By Justin Gerard

I have always loved dragons…

And I have always loved dinosaurs…

But dragons are not dinosaurs.

While I love studying the creatures of this world for clues on how to make a fantastic creature feel like they could exist in it, I think that by making dinosaurs and dragons altogether interchangeable in our work, we are giving up on all the possibilities which each contains individually and for which they have been historically used in fantasy.

Tolkien makes a compelling case for a distinction between dragons and dinosaurs in his essay, On Faerie Stories:

I was introduced to zoology and palaeontology (“for children’’) quite as early as to Faerie. I saw pictures of living beasts and of true (so I was told) prehistoric animals. I liked the “prehistoric” animals best: they had at least lived long ago, and hypothesis (based on somewhat slender evidence) cannot avoid a gleam of fantasy. But I did not like being told that these creatures were “dragons.” I can still re-feel the irritation that I felt in childhood at assertions of instructive relatives (or their gift-books) such as these: “snowflakes are fairy jewels,” or “are more beautiful than fairy jewels”; “the marvels of the ocean depths are more wonderful than fairyland.”

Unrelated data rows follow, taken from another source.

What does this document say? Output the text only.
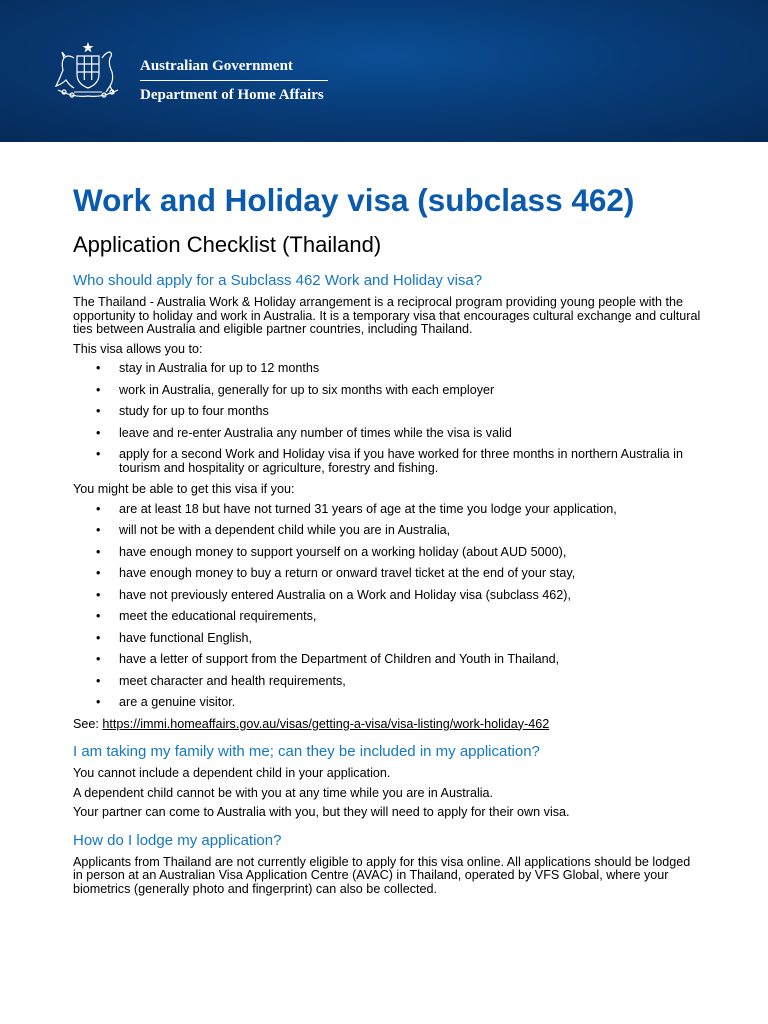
Australian Government
Department of Home Affairs
Work and Holiday visa (subclass 462)
Application Checklist (Thailand)
Who should apply for a Subclass 462 Work and Holiday visa?

The Thailand - Australia Work & Holiday arrangement is a reciprocal program providing young people with the opportunity to holiday and work in Australia. It is a temporary visa that encourages cultural exchange and cultural ties between Australia and eligible partner countries, including Thailand.

This visa allows you to:

• stay in Australia for up to 12 months
• work in Australia, generally for up to six months with each employer
• study for up to four months
• leave and re-enter Australia any number of times while the visa is valid
• apply for a second Work and Holiday visa if you have worked for three months in northern Australia in tourism and hospitality or agriculture, forestry and fishing.

You might be able to get this visa if you:

• are at least 18 but have not turned 31 years of age at the time you lodge your application,
• will not be with a dependent child while you are in Australia,
• have enough money to support yourself on a working holiday (about AUD 5000),
• have enough money to buy a return or onward travel ticket at the end of your stay,
• have not previously entered Australia on a Work and Holiday visa (subclass 462),
• meet the educational requirements,
• have functional English,
• have a letter of support from the Department of Children and Youth in Thailand,
• meet character and health requirements,
• are a genuine visitor.

See: https://immi.homeaffairs.gov.au/visas/getting-a-visa/visa-listing/work-holiday-462

I am taking my family with me; can they be included in my application?

You cannot include a dependent child in your application.

A dependent child cannot be with you at any time while you are in Australia.

Your partner can come to Australia with you, but they will need to apply for their own visa.

How do I lodge my application?

Applicants from Thailand are not currently eligible to apply for this visa online. All applications should be lodged in person at an Australian Visa Application Centre (AVAC) in Thailand, operated by VFS Global, where your biometrics (generally photo and fingerprint) can also be collected.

Children expect the differences they feel but cannot analyse to be explained by their elders, or at least recognized, not to be ignored or denied. I was keenly alive to the beauty of “Real things,” but it seemed to me quibbling to confuse this with the wonder of “Other things.” I was eager to study Nature, actually more eager than I was to read most fairy- stories; but I did not want to be quibbled into Science and cheated out of Faerie by people who seemed to assume that by some kind of original sin I should prefer fairy-tales, but according to some kind of new religion I ought to be induced to like science. Nature is no doubt a life-study, or a study for eternity (for those so gifted); but there is a part of man which is not “Nature,” and which therefore is not obliged to study it, and is, in fact, wholly unsatisfied by it.

-J.R.R Tolkien from On Faerie Stories

In Tolkien’s own Smaug, the dragon offers more than just a physical threat of violence, he offers a personification of greed (and a distinctly aristocratic greed, which refuses to share or recirculate wealth, that only consumes and consumes and keeps it in dark halls, leading to the ruin of the nation.)

In John Gardner’s Grendel, the Dragon is even more a philosophical threat over a physical one. The dragon reveals a set of philosophical beliefs to Grendel, and it is these that Grendel wrestles with, and is ultimately overcome by. This leads him to choose to become, and even embrace his position as, the villain in the Shaper’s story. The dragon in Grendel personifies a deeply nihilistic view of the world: his final arguments about the purpose of life being that all human values are baseless and that everything we do will be made irrelevant. His best advice to Grendel is to “seek out gold and sit on it.” As nothing really matters anyway.
Gardner uses the imagery and the archetype of the dragon to convey how coldly-calcuating, threatening and dangerous the idea is, and this belief is ultimately played out through Grendel’s own final meeting with Beowulf.

This type of symbolism in dragons offers something far more than a struggle of man vs. nature. It does what fantasy does best, it offers physical examples of man’s internal struggles. And offers us a wealth of other conflicts, both external and internal.

If we agree that dragons in fantasy should be something more than just animals, that they have an intelligence equal to or greater than humans, then we should seek to imbue them with an equal amount of human personality.

So consider your dragons. What is really inside them and how can you show it on the outside?